I supported this legislation for the following reasons:
- It will provide hard facts not vague promises in determining the viaduct’s future;
- It recognizes that we must make regional transportation improvements ‘first’ before we flood our downtown, and possibly I-5, with more vehicles;
- It focuses our energies on the substance of solutions, not on the design of those solutions.
The final version of the legislation included revisions I proposed to include an analysis of origin and destination data for all Viaduct users, and to maintain large vehicle access to downtown.
Our common goal should be to make Seattle more affordable and accessible for working families who rely on dependable transportation alternatives.

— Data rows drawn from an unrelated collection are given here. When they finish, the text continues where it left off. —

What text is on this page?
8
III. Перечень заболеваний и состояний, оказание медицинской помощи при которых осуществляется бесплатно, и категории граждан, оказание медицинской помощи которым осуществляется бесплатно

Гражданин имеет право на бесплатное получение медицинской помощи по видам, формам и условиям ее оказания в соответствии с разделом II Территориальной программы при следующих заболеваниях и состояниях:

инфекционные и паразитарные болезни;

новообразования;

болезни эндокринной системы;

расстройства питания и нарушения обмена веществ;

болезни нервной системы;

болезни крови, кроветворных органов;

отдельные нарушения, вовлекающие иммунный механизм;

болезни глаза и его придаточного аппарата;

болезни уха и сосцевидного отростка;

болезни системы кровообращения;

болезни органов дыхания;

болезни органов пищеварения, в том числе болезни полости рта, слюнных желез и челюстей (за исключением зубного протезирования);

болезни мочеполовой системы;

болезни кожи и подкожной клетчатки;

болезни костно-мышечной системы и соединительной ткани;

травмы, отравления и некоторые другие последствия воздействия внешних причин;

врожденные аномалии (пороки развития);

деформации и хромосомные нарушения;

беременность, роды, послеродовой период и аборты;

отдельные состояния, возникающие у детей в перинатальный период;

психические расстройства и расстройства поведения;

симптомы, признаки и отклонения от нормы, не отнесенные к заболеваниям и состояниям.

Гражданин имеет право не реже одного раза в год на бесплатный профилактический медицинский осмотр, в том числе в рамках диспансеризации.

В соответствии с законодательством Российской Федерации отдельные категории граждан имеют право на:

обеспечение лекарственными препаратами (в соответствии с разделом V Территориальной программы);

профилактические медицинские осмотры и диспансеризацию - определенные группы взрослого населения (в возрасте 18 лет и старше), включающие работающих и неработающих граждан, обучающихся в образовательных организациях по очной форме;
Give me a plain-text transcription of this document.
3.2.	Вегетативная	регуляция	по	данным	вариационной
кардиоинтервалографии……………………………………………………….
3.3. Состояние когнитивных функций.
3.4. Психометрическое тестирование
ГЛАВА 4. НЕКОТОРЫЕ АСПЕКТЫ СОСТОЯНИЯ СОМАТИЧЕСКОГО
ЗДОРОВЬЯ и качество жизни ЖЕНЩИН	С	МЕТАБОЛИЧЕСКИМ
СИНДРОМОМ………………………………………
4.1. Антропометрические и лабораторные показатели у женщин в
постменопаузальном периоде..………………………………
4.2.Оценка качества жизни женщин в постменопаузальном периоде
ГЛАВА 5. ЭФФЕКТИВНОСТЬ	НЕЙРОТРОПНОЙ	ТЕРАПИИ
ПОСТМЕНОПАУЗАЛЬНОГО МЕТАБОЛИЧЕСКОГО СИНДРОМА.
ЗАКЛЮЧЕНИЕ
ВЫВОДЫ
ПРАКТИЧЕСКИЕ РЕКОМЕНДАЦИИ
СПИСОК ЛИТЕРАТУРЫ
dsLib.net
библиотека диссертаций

In the short term, it is critical that the Viaduct be retrofitted in the area adjacent to Washington Street, the most vulnerable area of the structure. This work will begin soon, and is why I am able to support the legislation.
The money being spent on the study is not new funding. It represents a re-allocation of unspent 2007 budget spending approved during 2006 budget process for Alaskan Way Viaduct planning that has yet to be spent this year. The money was formerly being spent principally on developing a tunnel to replace the Viaduct.
While this legislation will allow a surface option to be considered, it will also subject a surface proposal to a level of scrutiny and detailed analysis that has been absent until this point. I supported an earlier, smaller Council analysis of a surface street option, which reached a number of conclusions that will serve as a challenge a surface option must overcome in order to be acceptable. The study found:
a. A surface street replacement would result in greater pollution and congestion, and showed how streets with too much vehicle traffic quickly become pedestrian unfriendly, such as Aurora Avenue North.
a. By accommodating 110,000 vehicles per day, the Viaduct frees up capacity on the surface street system, providing flexibility for buses and cars
b. If Viaduct capacity were reduced, or trips diverted downtown, future decision-makers would have little flexibility for the surface street system to accommodate transit needs in the future, because the Downtown grid can accommodate about 20-30% of Alaskan Way Viaduct traffic during peak periods; once you get to 40-50%, you start breaching the capacities of the streets
c. Bus capacity is not simply a function of adding more buses to street space, since there is an optimal number of buses that can operate with the available curb space. Beyond that, additional buses degrade transit operations.
d. That cases where other cities have removed freeways have different conditions than present with the Alaskan Way Viaduct, and additional capacity available.
e. For southbound trips, around ¼ begin north of the City limits, and nearly ½ go to south of the City; about 1/3 goes to West Seattle
f. Over 60% of northbournd Viaduct traffic comes from south of Spokane Street, and 18% from West Seattle.
I put this information forward for two reasons:
- So that surface supporters head into this with their eyes open, and
- So that surface opponents realize this is nowhere near a done deal.
Through this study, we will find out whether a surface replacement is viable. If it isn’t, we’ll have to pursue another solution. Before the March election, I supported an elevated replacement for the viaduct. However, the election results were unfavorable for both the elevated and a tunnel. At this point, it is not politically feasible to move forward with either option before carrying out this analysis. The information we gather will inform a decision on another option if the surface option doesn’t work.
Whether additional trips can be accommodated on public transit, whether regional trips can be accommodated, whether freight traffic can be accommodated, and whether Downtown streets can handle additional traffic while remaining pedestrian-friendly will determine whether a surface solution is viable.